Nothing would be beautiful if you didn’t know the opposite. You wouldn’t know it was daytime if it never became night. You wouldn’t know what you have unless you did not at one point. Simply put, you would not enjoy life unless you didn’t enjoy it. Live each of these phases completely, they are equally important. They are the yin and yang of your existence, and if you ask me, the only thing worth doing is being present in your existence.

11. “An ounce of appearance is equal to a pound of substance.”

People are more dynamic than the concepts we use to categorize them by. What they appear to be externally, no matter how much we like to stereotype, says next to nothing about who they are as people.

12. Imperfect is an idea that only we have devised. Everything and everybody just is. We have just made up what is right and wrong about ourselves and others.

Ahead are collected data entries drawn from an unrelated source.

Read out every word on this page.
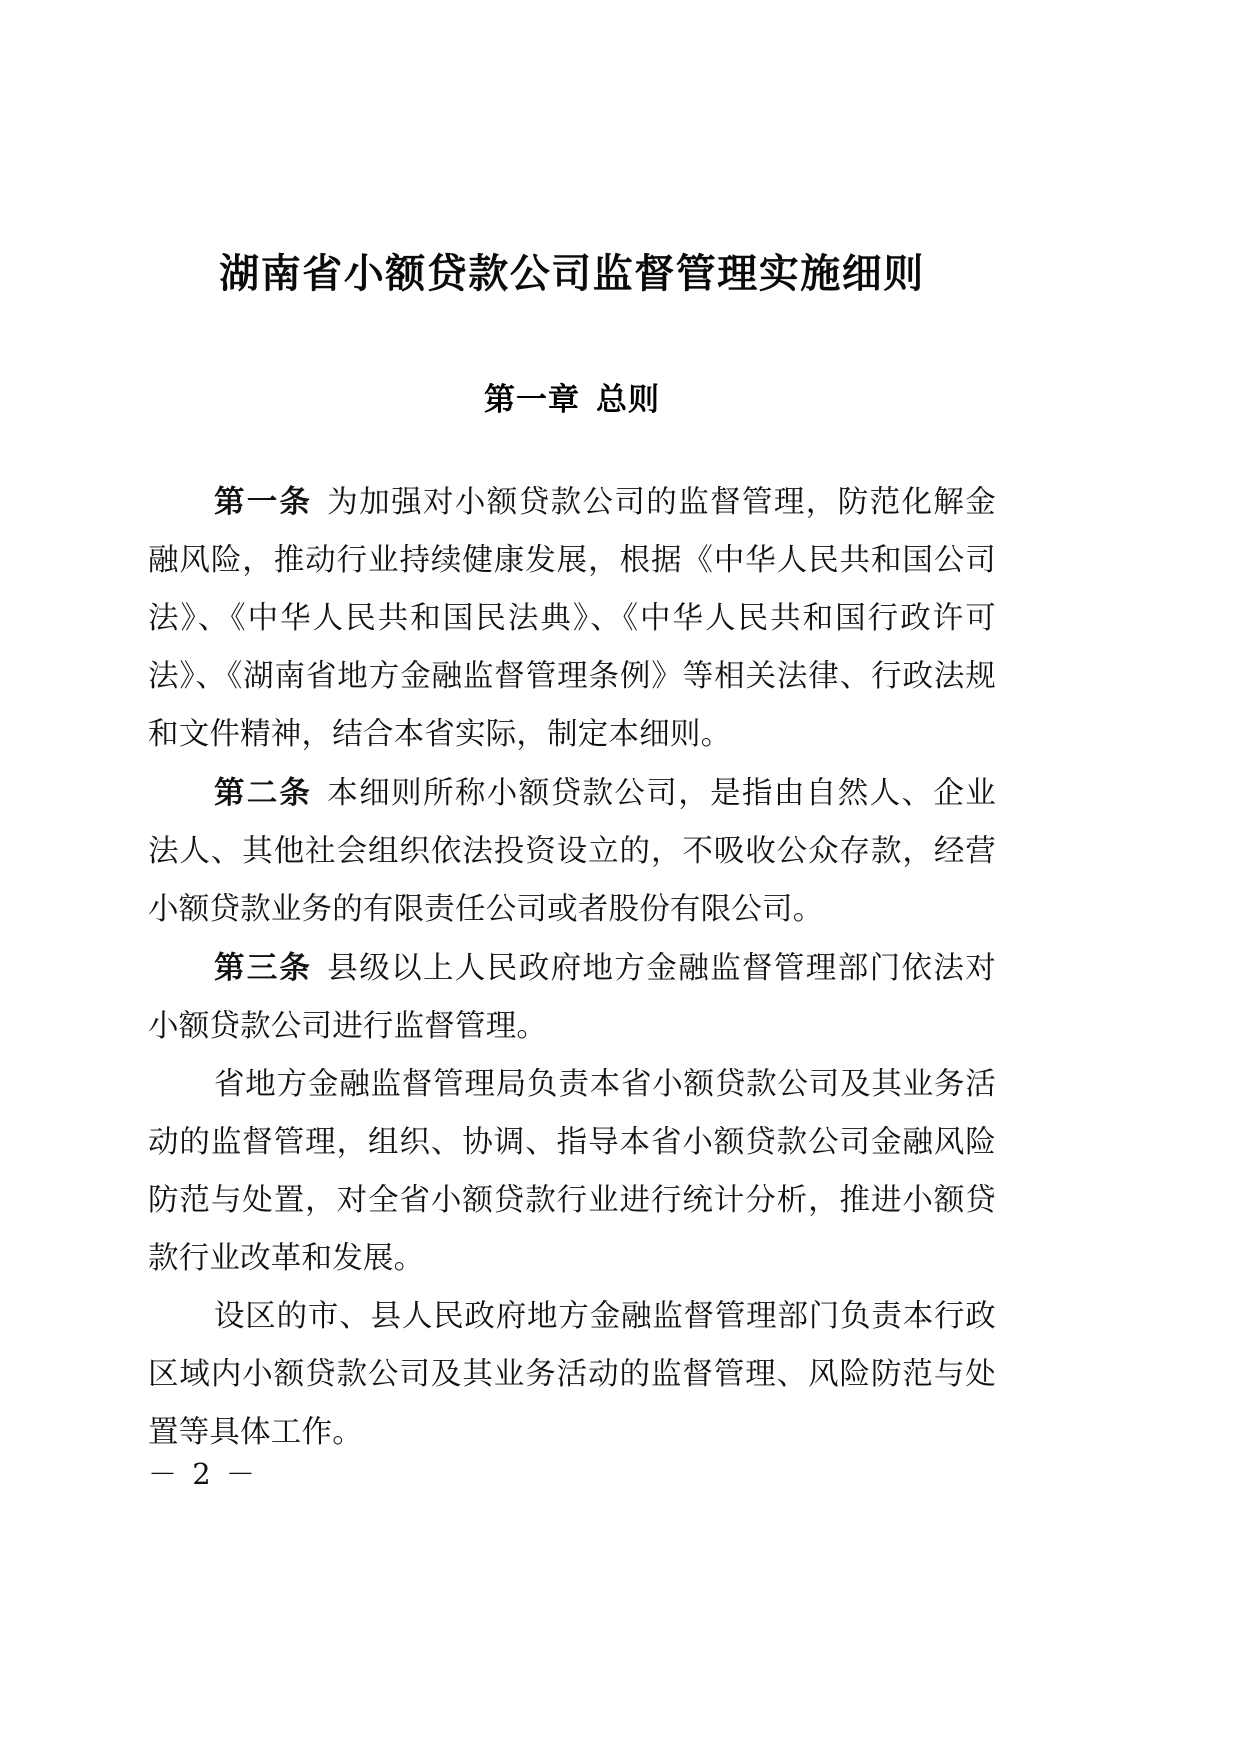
湖南省小额贷款公司监督管理实施细则
第一章 总则

第一条 为加强对小额贷款公司的监督管理，防范化解金融风险，推动行业持续健康发展，根据《中华人民共和国公司法》、《中华人民共和国民法典》、《中华人民共和国行政许可法》、《湖南省地方金融监督管理条例》等相关法律、行政法规和文件精神，结合本省实际，制定本细则。

第二条 本细则所称小额贷款公司，是指由自然人、企业法人、其他社会组织依法投资设立的，不吸收公众存款，经营小额贷款业务的有限责任公司或者股份有限公司。

第三条 县级以上人民政府地方金融监督管理部门依法对小额贷款公司进行监督管理。

省地方金融监督管理局负责本省小额贷款公司及其业务活动的监督管理，组织、协调、指导本省小额贷款公司金融风险防范与处置，对全省小额贷款行业进行统计分析，推进小额贷款行业改革和发展。

设区的市、县人民政府地方金融监督管理部门负责本行政区域内小额贷款公司及其业务活动的监督管理、风险防范与处置等具体工作。

－ 2 －
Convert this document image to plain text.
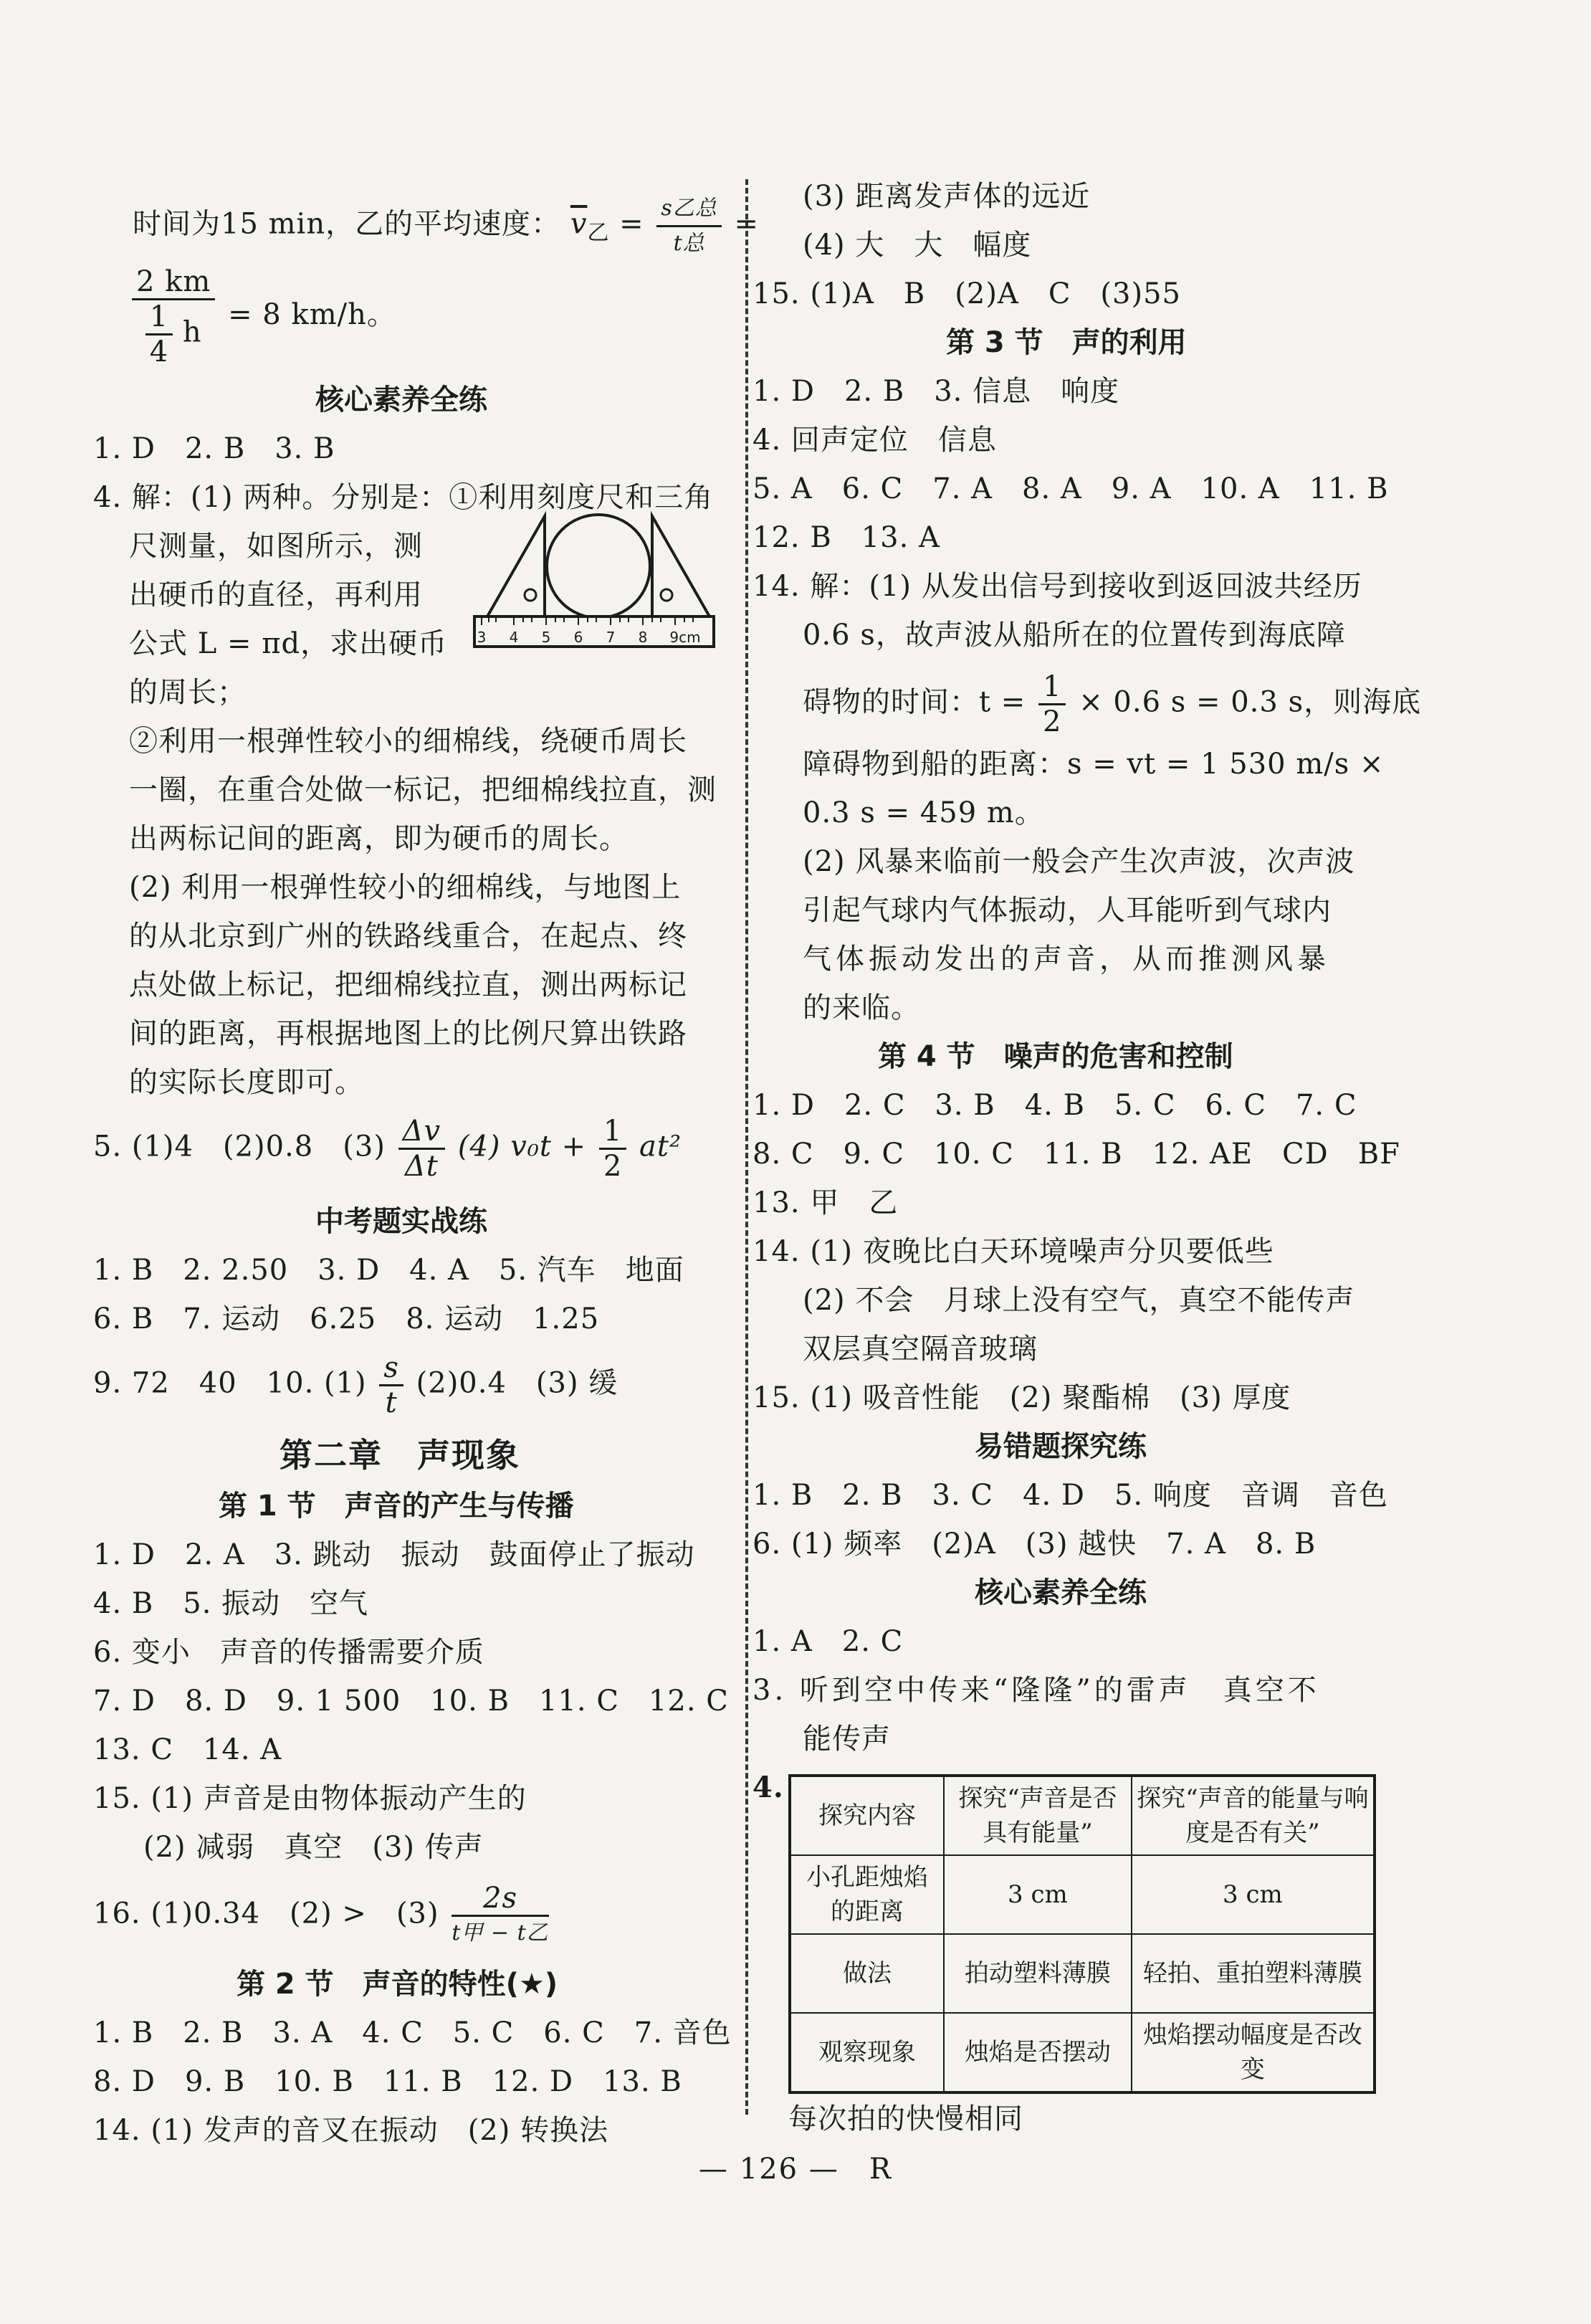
时间为15 min，乙的平均速度： $\overline{v}_乙 = \frac{\text{s乙总}}{\text{t总}}$ =
$\frac{2 km}{\frac{1}{4} h} = 8$ km/h。
核心素养全练
1. D　2. B　3. B
4. 解：(1) 两种。分别是：①利用刻度尺和三角
尺测量，如图所示，测
出硬币的直径，再利用
公式 L = πd，求出硬币
的周长；
3 4 5 6 7 8 9cm
②利用一根弹性较小的细棉线，绕硬币周长
一圈，在重合处做一标记，把细棉线拉直，测
出两标记间的距离，即为硬币的周长。
(2) 利用一根弹性较小的细棉线，与地图上
的从北京到广州的铁路线重合，在起点、终
点处做上标记，把细棉线拉直，测出两标记
间的距离，再根据地图上的比例尺算出铁路
的实际长度即可。
5. (1)4　(2)0.8　$(3) \frac{\Delta v}{\Delta t} (4) v_0t + \frac{1}{2} at^2$
中考题实战练
1. B　2. 2.50　3. D　4. A　5. 汽车　地面
6. B　7. 运动　6.25　8. 运动　1.25
9. 72　40　10. $(1) \frac{s}{t} (2)0.4$　(3) 缓
第二章　声现象
第 1 节　声音的产生与传播
1. D　2. A　3. 跳动　振动　鼓面停止了振动
4. B　5. 振动　空气
6. 变小　声音的传播需要介质
7. D　8. D　9. 1 500　10. B　11. C　12. C
13. C　14. A
15. (1) 声音是由物体振动产生的
(2) 减弱　真空　(3) 传声
16. (1)0.34　(2) >　$(3) \frac{2s}{\text{t甲 − t乙}}$
第 2 节　声音的特性(★)
1. B　2. B　3. A　4. C　5. C　6. C　7. 音色
8. D　9. B　10. B　11. B　12. D　13. B
14. (1) 发声的音叉在振动　(2) 转换法
(3) 距离发声体的远近
(4) 大　大　幅度
15. (1)A　B　(2)A　C　(3)55
第 3 节　声的利用
1. D　2. B　3. 信息　响度
4. 回声定位　信息
5. A　6. C　7. A　8. A　9. A　10. A　11. B
12. B　13. A
14. 解：(1) 从发出信号到接收到返回波共经历
0.6 s，故声波从船所在的位置传到海底障
碍物的时间：$t = \frac{1}{2} \times 0.6$ s = 0.3 s，则海底
障碍物到船的距离：s = vt = 1 530 m/s ×
0.3 s = 459 m。
(2) 风暴来临前一般会产生次声波，次声波
引起气球内气体振动，人耳能听到气球内
气体振动发出的声音，从而推测风暴
的来临。
第 4 节　噪声的危害和控制
1. D　2. C　3. B　4. B　5. C　6. C　7. C
8. C　9. C　10. C　11. B　12. AE　CD　BF
13. 甲　乙
14. (1) 夜晚比白天环境噪声分贝要低些
(2) 不会　月球上没有空气，真空不能传声
双层真空隔音玻璃
15. (1) 吸音性能　(2) 聚酯棉　(3) 厚度
易错题探究练
1. B　2. B　3. C　4. D　5. 响度　音调　音色
6. (1) 频率　(2)A　(3) 越快　7. A　8. B
核心素养全练
1. A　2. C
3. 听到空中传来“隆隆”的雷声　真空不
能传声
4.
探究内容	探究“声音是否具有能量”	探究“声音的能量与响度是否有关”
小孔距烛焰的距离	3 cm	3 cm
做法	拍动塑料薄膜	轻拍、重拍塑料薄膜
观察现象	烛焰是否摆动	烛焰摆动幅度是否改变
每次拍的快慢相同
— 126 —　R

It’s only bad if you make it bad, you are only wrong when somebody tells you or you are otherwise led to believe so. Otherwise, you would carry on without considering it. The truth of the matter is that the extent at which people judge themselves and others is largely rooted in what they have been taught. Not necessarily what is true or isn’t.

13. If you want change, change.

Complaining will not change anything. Thinking that you want change won’t do it either. You have to be ready to ease out of your comfort zone a bit. You will live the same life and face the same problems and woes until you do something about it/them.

14. No one owes you anything.

Not your parents, not your lover, not those who have wronged you. Not the government, not life in general. Although we all deserve the best, it is not necessarily anybody else’s responsibility to ensure that it happens.

15. Long term purpose and short term goals.

I’ve spoken about this before, and I must reiterate, that we’re are always in an equilibrium between what we want now and what will be best for the long-term. You need to have a bigger vision, but know that the way to get there is through the little things that add up.

16. Happiness will largely depend on your ability to stay interested and engaged.

This obviously excludes cases such as mental illness. Happiness is not a perpetual state of sustaining joy. If that were the case, there would be nothing stimulating about joyousness. It is just always having something new to delight and fascinate yourself with and by.

17. It is okay to not be okay.

Resisting being okay is actually what will affect you more than what you are resisting will. Let yourself be who you are. Let yourself feel what you feel. Be okay with not being okay. Once you can accept even the unfortunate things your life becomes a succession of experiences rather than just a series of fortunate and unfortunate events.

18. Happy people are not the ones who have it all and do not suffer.

Happy people are not, and never will be, the ones who don’t face challenges or suffer or become depressed or have dealt with serious trauma in their lives. They are the ones who know how terrible things can be, so they appreciate every little thing for what it is.